## What is a Dynamical System?

A dynamical system is any system, man-made, physical, or biological, that changes in time. Think of the Space Shuttle in orbit around the earth, an ecosystem with competing species, the nervous system of a simple organism, or the expanding universe... the list is endless!

To study dynamical systems mathematically, we represent them in terms of **differential equations**. The state of dynamical system at an instant of time is described by a point in an n-dimensional space called the **state space** (the dimension n depends on how complicated the systems is - for the double pendulum below, n=4). As time passes the point moves, sweeping out a curve in the state space, called a **trajectory** of the system (mathematically, this curve is a solution of the governing differential equations).

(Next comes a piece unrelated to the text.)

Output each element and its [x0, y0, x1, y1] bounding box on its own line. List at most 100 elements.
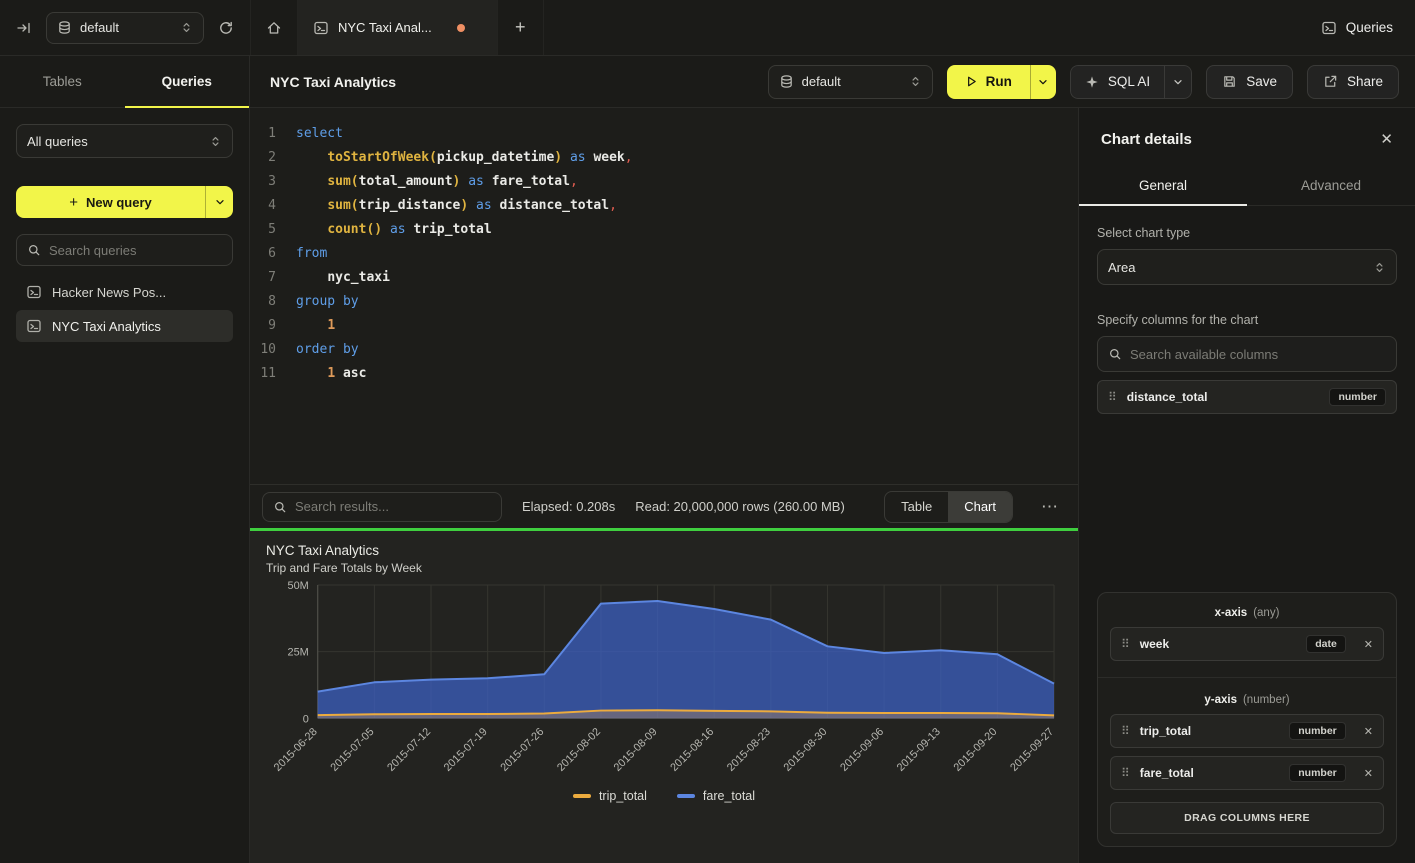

A very important aspect of dynamical systems is that they are **nonlinear**. This means they can exhibit unusual and surprising behaviour as described below.

## Chaos

### Double Pendulum

An example of a chaotic system is the double pendulum shown in the animation at the left. The behaviour of the pendulum is complex and never seems to repeat itself.

### Two Double Pendulums

In this animation, the two pendulum systems seem to start in the same place at the beginning of the animation. Why are they doing very different things after a while?

The two systems actually start with slightly different initial positions. But the small difference in their initial positions is amplified over time due to the chaotic behaviour of the system. This is called **sensitive dependence on initial conditions**.

## Bifurcation

The two videos below show a pendulum that is balanced in the upright position through the use of feedback control.

### Delay 0.06 sec

In this video, the pendulum stays upright, even when it is given a tap.

### Delay 0.064 sec

In this video, the pendulum starts to oscillate after it is given a tap.

### What is the difference?

In both videos, there is a time delay between when the computer measures the position of the pendulum and when it moves the cart to balance the pendulum. The time delay in the second video is 0.004 seconds longer than in the first video. This small change in the time delay causes a qualitative change in the behaviour of the system. This is a **bifurcation**.